Published 01/08/2015

Scientists have discovered five distinct types of prostate cancer - the most common cancer among men in Northern Ireland. Picture posed
Scientists have discovered five distinct types of prostate cancer - the most common cancer among men in Northern Ireland. Picture posed

Scientists have discovered five distinct types of prostate cancer - the most common cancer among men in Northern Ireland.

And experts at Cancer Research UK have found a way to distinguish between the different types, according to a landmark study.

The findings could have important implications for how doctors treat prostate cancer in the future, by identifying tumours that are more likely to grow and spread aggressively through the body.

The research may allow doctors to better identify slow and fast-growing types and this could open up the path to more tailored cancer treatments.

Until now, there has been no reliable way to know which patients have the more aggressive cancers requiring the most urgent and intensive therapy.

Prostate cancer is the most common cancer in men in the UK, with around 41,700 cases diagnosed every year.

There are around 1,039 cases diagnosed in Northern Ireland every year and it leads to 200 deaths.

The researchers, from the Cancer Research UK Cambridge Institute and Addenbrooke's Hospital, studied samples of healthy and cancerous prostate tissue from more than 250 men.

By examining the DNA it showed the disease can be split into five main types.

Prostate cancer can develop when cells in the prostate start to grow in an uncontrolled way.

It often grows slowly to start with and may never cause any problems.

Some men have prostate cancer that is more likely to spread.
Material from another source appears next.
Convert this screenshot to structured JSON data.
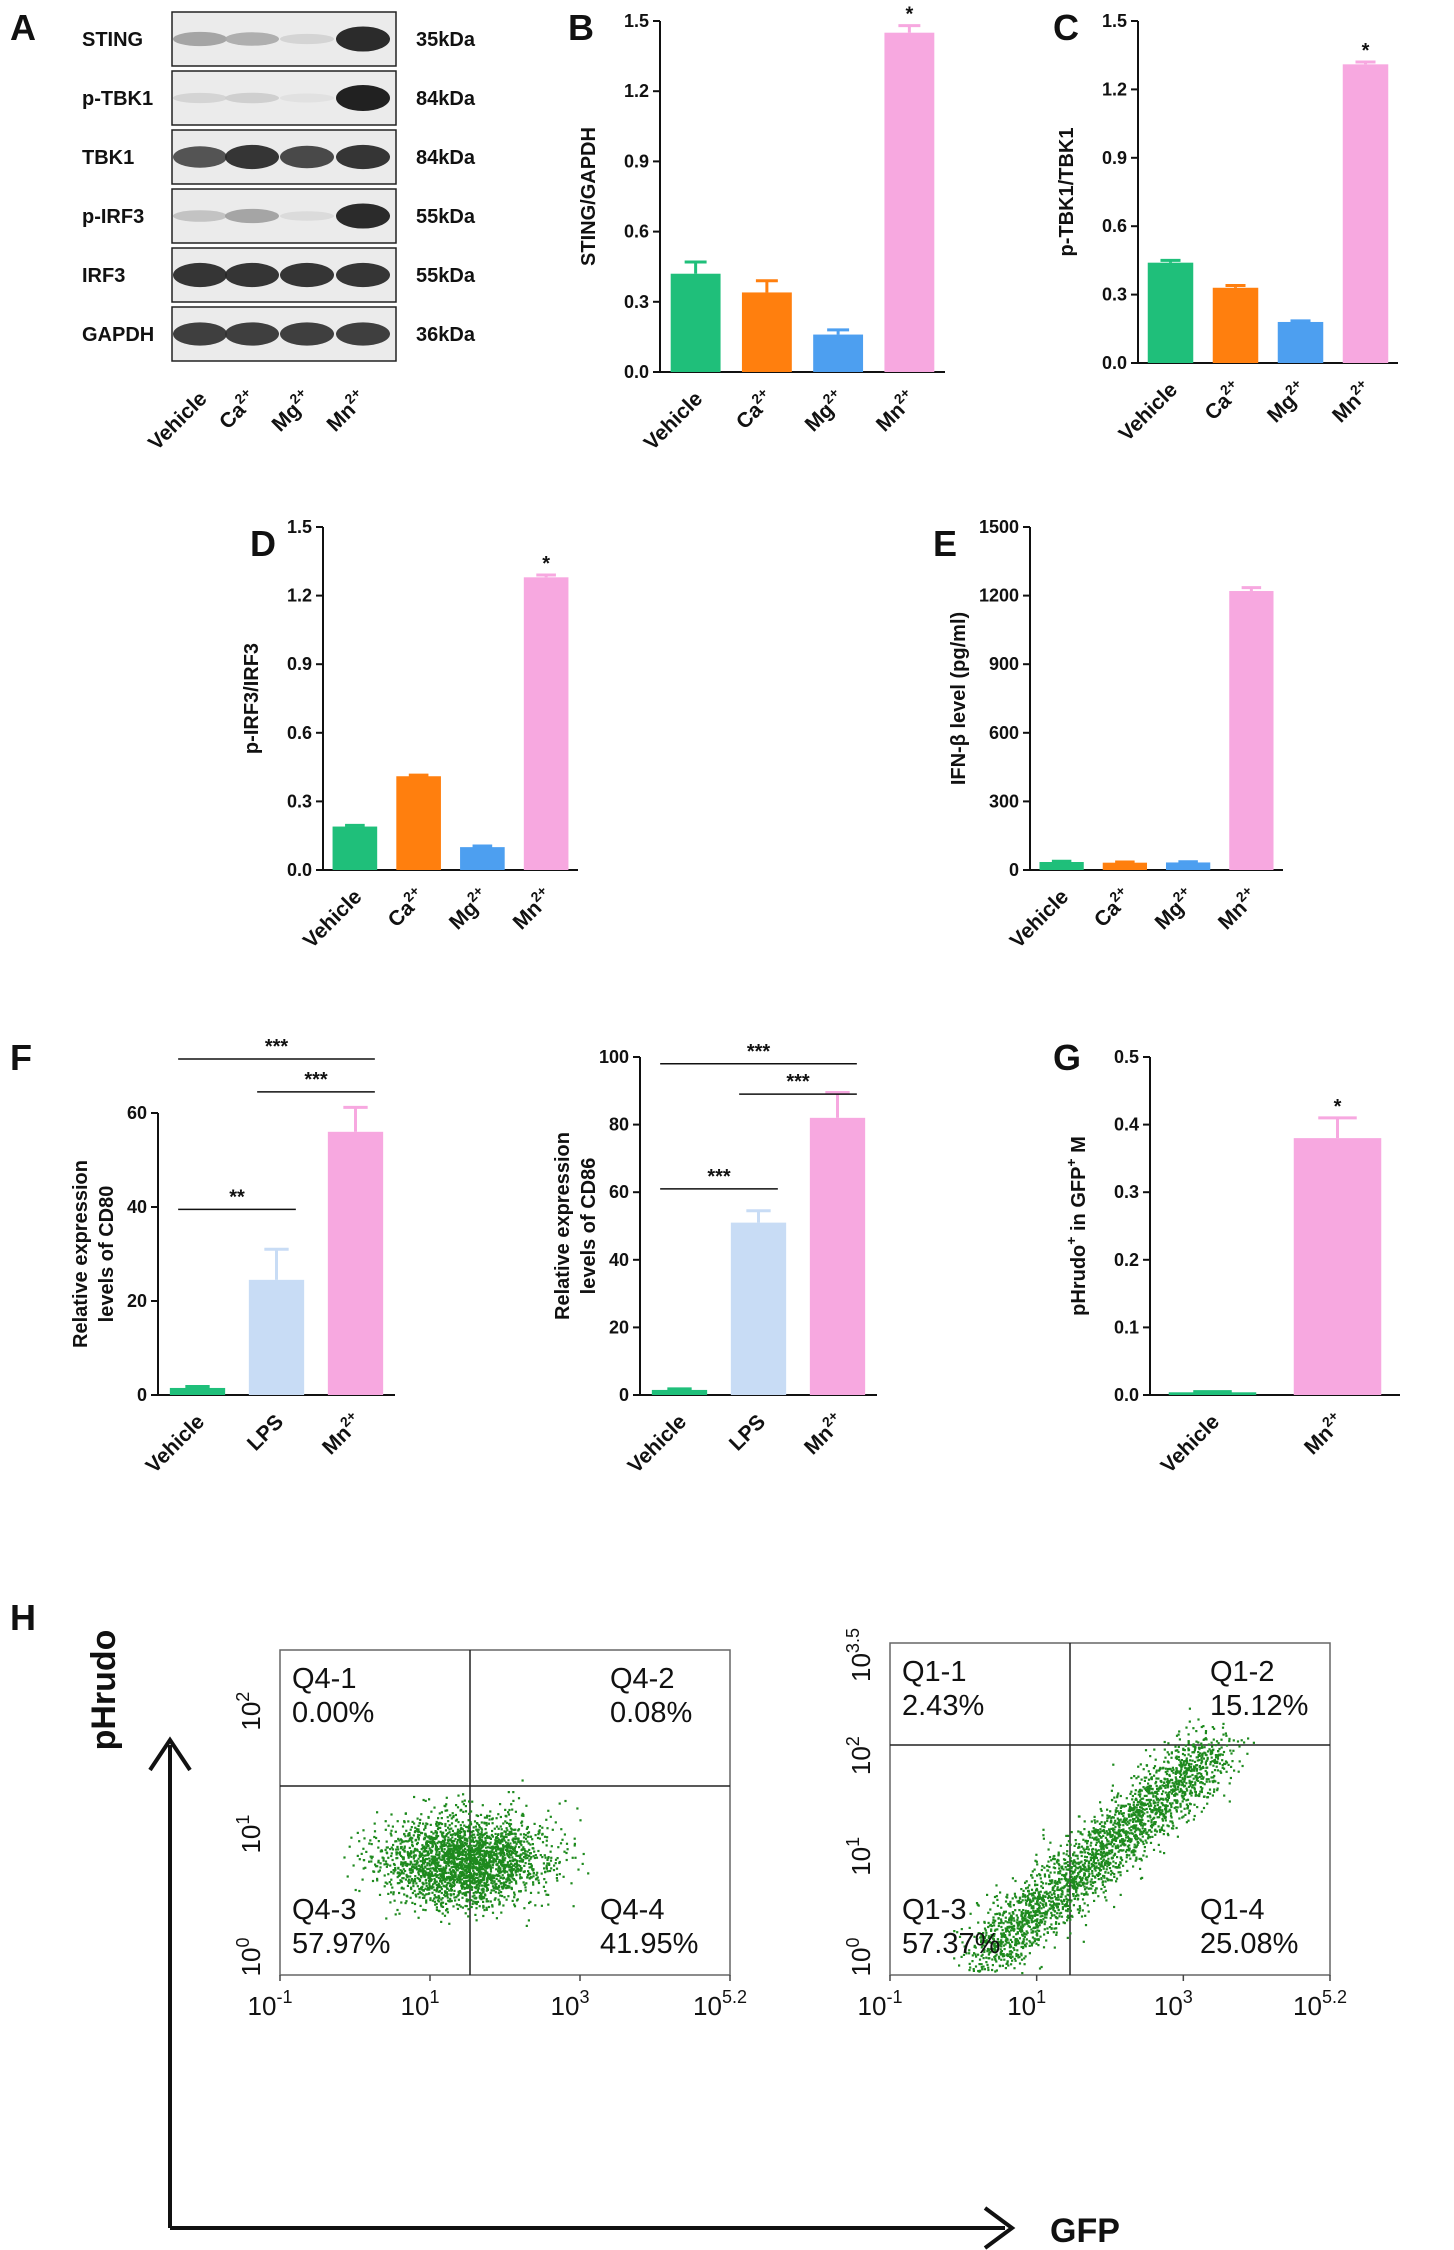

This needs treatment to stop it spreading outside the prostate.

Further research is needed.However, Professor Malcolm Mason, Cancer Research UK's prostate cancer expert, said: "The challenge in treating prostate cancer is that it can either behave like a pussycat - growing slowly and unlikely to cause problems in a man's lifetime - or it can behave like a tiger - spreading aggressively and requiring urgent treatment.

"But at the moment we have no reliable way to distinguish them. This could mean more effective treatment, helping save more lives and improving the quality of life for thousands."

Mr Mason described the study as potentially "game-changing" and could help experts choose more suitable treatment for men with aggressive cancers.

"This could mean more effective treatment, helping save more lives and improve the quality of life for thousands," he said.

Dr Iain Frame of Prostate Cancer UK, said: "For men to truly benefit from these findings it is now vital that the research community comes together to confirm the most efficient methods for testing for different types of prostate cancer that can be bought to the clinic."